Altını Islatan Çocukta Tedavi Yaklaşımı Nasıl Olmalıdır

Çoğu çocuk yatağını ıslatarak kendi kendine büyür. Erken yaşlardaki çocuklardaki şikayetler eğer çocuğun ve ailesinin hayat kalitesini bozacak düzeyde değilse, çocuk çok rahatsız olmuyor veya utanmıyorsa, bu durumun büyüdükçe geçebileceği düşünülerek tedavi bir müddet ertelenebilir. Yine bu çocuklara önerilebilecek olan ve genellikle ilk tedavi seçeneği olarak bilinen davranışsal tedavi uygulanabilir. Bunun psikolojik bir problem olmadığı ve oldukça sık rastlanan bir problem olduğu unutulmamalıdır. Daha önce bahsedildiği gibi enürezis nokturnanın çocuğun nörolojik olgunlaşma ile birlikte yıllar geçtikçe ortadan kalkacağı düşünüldüğünde bu yöntemin denenmesi mantıklı olabilir.
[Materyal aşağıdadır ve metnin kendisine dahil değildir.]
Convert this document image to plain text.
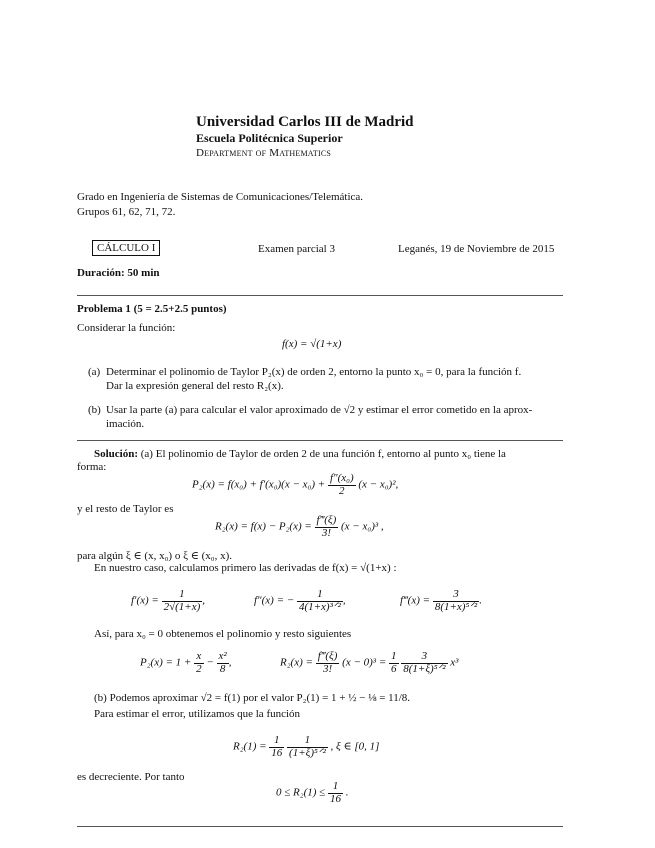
Universidad Carlos III de Madrid
Escuela Politécnica Superior
Department of Mathematics
Grado en Ingeniería de Sistemas de Comunicaciones/Telemática.
Grupos 61, 62, 71, 72.
CÁLCULO I	Examen parcial 3	Leganés, 19 de Noviembre de 2015
Duración: 50 min
Problema 1 (5 = 2.5+2.5 puntos)
Considerar la función:
f(x) = √(1+x)
(a) Determinar el polinomio de Taylor P₂(x) de orden 2, entorno la punto x₀ = 0, para la función f.
Dar la expresión general del resto R₂(x).
(b) Usar la parte (a) para calcular el valor aproximado de √2 y estimar el error cometido en la aprox-
imación.
Solución: (a) El polinomio de Taylor de orden 2 de una función f, entorno al punto x₀ tiene la
forma:
$P_2(x) = f(x_0) + f'(x_0)(x - x_0) + \frac{\text{f″(x₀)}}{2} (x - x_0)^2$,
y el resto de Taylor es
$R_2(x) = f(x) - P_2(x) = \frac{f‴(\xi)}{3!} (x - x_0)^3$ ,
para algún ξ ∈ (x, x₀) o ξ ∈ (x₀, x).
En nuestro caso, calculamos primero las derivadas de f(x) = √(1+x) :
$f'(x) = \frac{1}{2√(1+x)}$ ,	f″(x) = − $\frac{1}{\text{4(1+x)³ᐟ²}}$ ,	f‴(x) = $\frac{3}{\text{8(1+x)⁵ᐟ²}}$ .
Así, para x₀ = 0 obtenemos el polinomio y resto siguientes
$P_2(x) = 1 + \frac{x}{2} - \frac{\text{x²}}{8}$ ,	$R_2(x) = \frac{f‴(\xi)}{3!} (x - 0)^3 = \frac{1}{6}$
$\frac{3}{\text{8(1+ξ)⁵ᐟ²}} x^3$
(b) Podemos aproximar √2 = f(1) por el valor P₂(1) = 1 + ½ − ⅛ = 11/8.
Para estimar el error, utilizamos que la función
$R_2(1) = \frac{1}{16}$
$\frac{1}{\text{(1+ξ)⁵ᐟ²}}$ , ξ ∈ [0, 1]
es decreciente. Por tanto
$0 \le R_2(1) \le \frac{1}{16}$ .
Hayat Tarzı Değişiklikleri

Altını ıslatan çocuk probleminde, ailenin bu problemin ne olup ne olmadığını anlaması, destekleyici ve motive edici bir yaklaşımda bulunması olmazsa olmazdır. Evde yapabileceğiniz hayat tarzı değişiklikleri şunlardır:

Akşamları sıvıları sınırlayın: Yeterli sıvı almak önemlidir, bu nedenle çocuğunuzun bir günde ne kadar içeceğini sınırlamasına gerek yoktur. Ancak, akşam-gece vakti sıvı ihtiyacını sabah ve öğleden sonra erken saatlerde almayı teşvik etmekte, akşamdan yatana kadar olan sürede sıvı tüketimini azaltmakta fayda var. Ancak çocuğunuz akşamları spor pratiğine veya egzersizlere katılma durumu varsa , akşam sıvılarını sınırlamak zarar verebilir. Bu durumda sıvı alımı gün içine eşit olarak dağıtılmalıdır.
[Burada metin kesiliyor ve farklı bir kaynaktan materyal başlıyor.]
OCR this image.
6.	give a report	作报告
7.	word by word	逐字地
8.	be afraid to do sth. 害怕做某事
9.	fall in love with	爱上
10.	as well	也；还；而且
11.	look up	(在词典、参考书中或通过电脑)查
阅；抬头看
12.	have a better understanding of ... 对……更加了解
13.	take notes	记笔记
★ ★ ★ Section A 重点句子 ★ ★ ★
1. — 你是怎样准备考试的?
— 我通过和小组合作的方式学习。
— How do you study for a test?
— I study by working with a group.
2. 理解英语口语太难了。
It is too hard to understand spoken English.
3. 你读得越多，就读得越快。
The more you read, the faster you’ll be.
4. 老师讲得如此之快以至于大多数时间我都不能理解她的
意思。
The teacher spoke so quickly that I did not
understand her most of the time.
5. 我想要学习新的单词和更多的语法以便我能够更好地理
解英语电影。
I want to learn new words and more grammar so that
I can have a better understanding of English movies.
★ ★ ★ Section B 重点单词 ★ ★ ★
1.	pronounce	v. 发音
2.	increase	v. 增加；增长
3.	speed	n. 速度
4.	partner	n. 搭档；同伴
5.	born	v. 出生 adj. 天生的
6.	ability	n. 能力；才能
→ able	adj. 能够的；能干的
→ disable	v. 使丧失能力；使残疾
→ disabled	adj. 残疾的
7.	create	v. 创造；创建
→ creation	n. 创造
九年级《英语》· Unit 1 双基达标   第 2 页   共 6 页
Diyet: Kafein içeren içecek ve yiyeceklerden kaçınmakta fayda var. Kafeinli içecekler günün herhangi bir saatinde çocuklar için önerilmez. Kafein mesanede kasılmayı uyarabileceğinden, özellikle akşamları kafein tüketimine dikkat etmek gerekiyor. Ayrıca Akşam yemeğinde tuzlu gıdaların tüketiminden kaçınılmalıdır.

Kabızlıkla mücadele: Kabızlık problemi varsa bunun çözülmesi elzemdir. Bunun için bol lifli gıdalar ve yeterli miktarda sıvı alımı şarttır. Her sabah kaka yapmayı alışkanlık haline getirmek uygun bir yöntemdir ama eğer bu uygulanamıyorsa yemekten 15-20 dakika sonra çocuğun tuvalete gitmesi ve kaka yapmasını teşvik etmekte yarar vardır.

Yatmadan önce çift işemeyi teşvik: Çift işeme, yatmaya hazırlanırken bir kez, birde uykuya dalmadan hemen önce olmak üzere iki kez idrar çıkayı teşvik etmeliyiz. Ayrıca, çocuğa, gerekirse gece boyunca tuvaleti kullanmasının uygun olduğunu hatırlatmakta fayda var. Ayrıca mutlaka uyuduktan 2 saat sonra kaldırılıp işemesi sağlanmalıdır. Yine yatak odası ve banyo arasındaki yolu kolayca bulabilmesi için küçük gece lambaları kullanılabilir.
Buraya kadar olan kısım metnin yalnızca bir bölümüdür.